Pada
tanggal 19 Oktober 2022 terjadi banjir
bandang di Kabupaten Trenggalek. Sehingga kesulitan untuk bisa masuk sekolah. Jalan yang biasa saya lalui
adalah Desa Kedunglurah atau Desa Dungbajul. Bila dua desa ini tidak bisa
dilalui alternatif terakhir melewati Desa
Gandong. Namun ketiganya tidak bisa dilalui karena arus air yang deras. Saya terkepung wilayah
yang mengalami banjir, tidak bisa ke mana-mana. Hanya membaca berita dari
berbagai media terkait banjir Trenggalek. Beberapa teman yang mengajar di MIM Kamulan dan menjadi relawan menyarankan untuk tidak ke sekolah karena kondisi air yang masih tinggi. Sebetulnya banjir telah melanda
Trenggalek sejak tanggal 18 Oktober 2022. Semula banjir terjadi di Trenggalek
bagian barat seperti Tamanan, Ngares, Ngantru, Kelutan, Sambirejo, Sumbergedong, Sumberdadi, Santren,
juga daerah sekitar RSUD dr. Sudomo. Sedangkan di Kecamatan Pogalan yang terdampak
banjir Desa Pogalan, Ngadirenggo, Nglembu, Ngetal dan Ngulan kulon. Sedangkan
di desa saya, Ngadirejo Kecamatan Pogalan yang terdampak adalah dusun Gambang
dan Alasmalang karena dekat dengan aliran sungai besar. Untuk Kecamatan Durenan
yang mengalami musibah ini adalah Desa Durenan, Pandean dan Semarum. Hingga
saat ini wilayah Pandean masih tergenang air cukup tinggi.

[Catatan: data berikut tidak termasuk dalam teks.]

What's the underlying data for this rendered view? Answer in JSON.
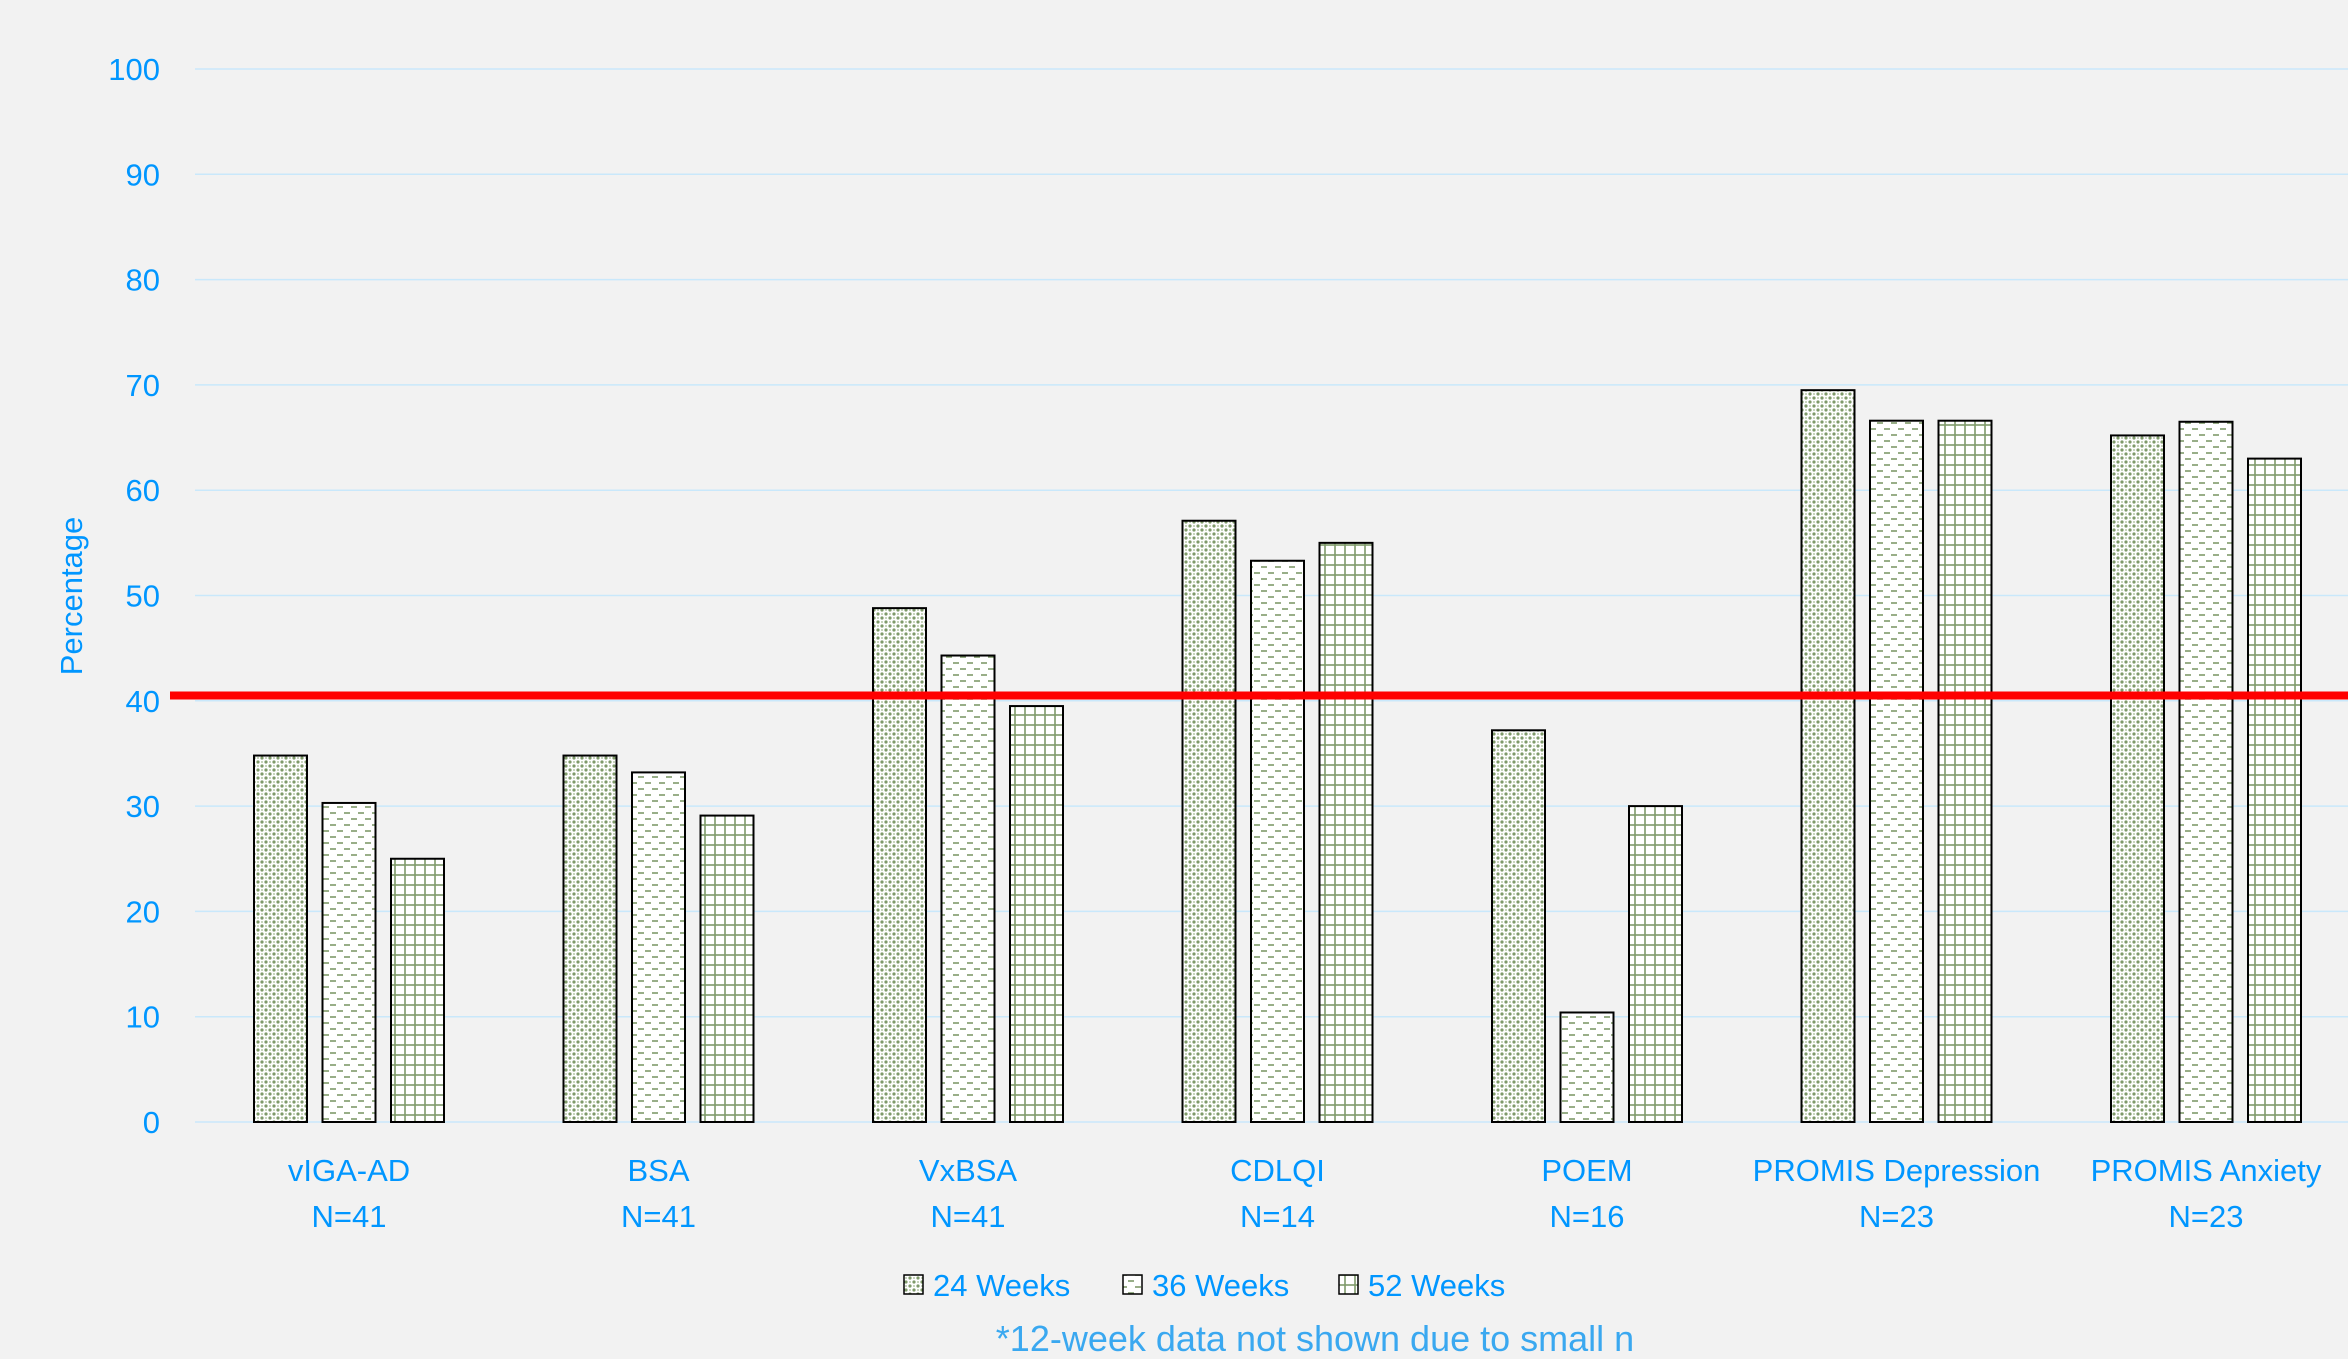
{
  "chart_data": {
    "type": "bar",
    "title": "",
    "xlabel": "",
    "ylabel": "Percentage",
    "ylim": [
      0,
      100
    ],
    "yticks": [
      "0",
      "10",
      "20",
      "30",
      "40",
      "50",
      "60",
      "70",
      "80",
      "90",
      "100"
    ],
    "grid": true,
    "legend_position": "bottom",
    "categories": [
      {
        "name": "vIGA-AD",
        "n": "N=41"
      },
      {
        "name": "BSA",
        "n": "N=41"
      },
      {
        "name": "VxBSA",
        "n": "N=41"
      },
      {
        "name": "CDLQI",
        "n": "N=14"
      },
      {
        "name": "POEM",
        "n": "N=16"
      },
      {
        "name": "PROMIS Depression",
        "n": "N=23"
      },
      {
        "name": "PROMIS Anxiety",
        "n": "N=23"
      }
    ],
    "series": [
      {
        "name": "24 Weeks",
        "pattern": "dots",
        "values": [
          34.8,
          34.8,
          48.8,
          57.1,
          37.2,
          69.5,
          65.2
        ]
      },
      {
        "name": "36 Weeks",
        "pattern": "dashes",
        "values": [
          30.3,
          33.2,
          44.3,
          53.3,
          10.4,
          66.6,
          66.5
        ]
      },
      {
        "name": "52 Weeks",
        "pattern": "grid",
        "values": [
          25.0,
          29.1,
          39.5,
          55.0,
          30.0,
          66.6,
          63.0
        ]
      }
    ],
    "reference_line": {
      "value": 40.5,
      "color": "#ff0000"
    },
    "footnote": "*12-week data not shown due to small n",
    "colors": {
      "text": "#0096ff",
      "gridline": "#c9e8fb",
      "bar_outline": "#000000",
      "bar_fill": "#ffffff",
      "pattern": "#7f9a6a",
      "background": "#f2f2f2"
    }
  }
}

Bersyukurnya, terkepung banjir ketika berada di rumah sendiri. Sedangkan kejadian di tahun 2006 ketika Trenggalek terjadi banjir bandang posisi saya masih di sekolah. Kala itu kepala sekolah menginformasikan bahwa debit air di Sungai Ngasinan mencapai 750m3/detik. Sedangkan di dataran tinggi Bendungan telah terjadi bencana longsor yang mengakibatkan korban jiwa. Maka terjadilah banjir bandang terbesar yang pernah saya ingat. Saat itu kepala sekolah nekat untuk pulang ke rumahnya (Sukarame). Sampai di Durenan, Beliau harus mendorong sepedanya sampai Kedunglurah karena arus air yang deras dan cukup tinggi. Saya tetap di sekolah sambil menunggu informasi genangan air surut. Karena air tetap tidak surut suami menjemput saya, menerobos arus air. Dia melajukan motor dengan kecepatan tinggi agar mampu melawan arus air. Namun ketika hendak pulang berboncengan oleh fihak keamanan diarahkan lewat Gandong karena wilayah Durenan tidak bisa dilewati. Sepanjang jalan Durenan-Gandong banyak relawan yang membantu para pengendara. Di tengah perjalanan air dari sungai meluap dan mengalir deras. Hal itu menjadikan motor yang kami tumpangi oleng. Untung beberapa relawan membantu agar kendaraan tetap tegak dan tetap melaju pelan. Beberapa meter motor melaju sampailah di wilayah aman. Kami segera menuju ke barat pulang ke rumah dengan sehat walafiat. Demikian kenangan ketika banjir bandang menerjang Trenggalek pada tahun 2006.
Untuk
hari ini tanggal 20 Oktober 2022, berangkat ke sekolah. Meskipun beberapa
wilayah air masih menggenang. Berangkat lewat Desa Kedunglurah, ternyata di
depan Konter Ijo air masih tinggi. Jika putar balik mencari jalur lain bisa terlambat ke sekolah, maka
melaju terus. Sesuai pesan suami, kendaraan harus melaju kencang. Agar tidak
macet di tengah genangan air. Ketika motor melajukan kencang memang mampu
mengatasi genangan air. Meskipun dampaknya air tersembur ke seluruh tubuh. Sehingga
sekujur tubuh basah kuyup, tetap semangat dan bersabar. Meskipun ada beban pikiran, ijazah SD milik anak masih belum saya ambil. Sekolahnya tergenang air sampai setinggi dada orang dewasa.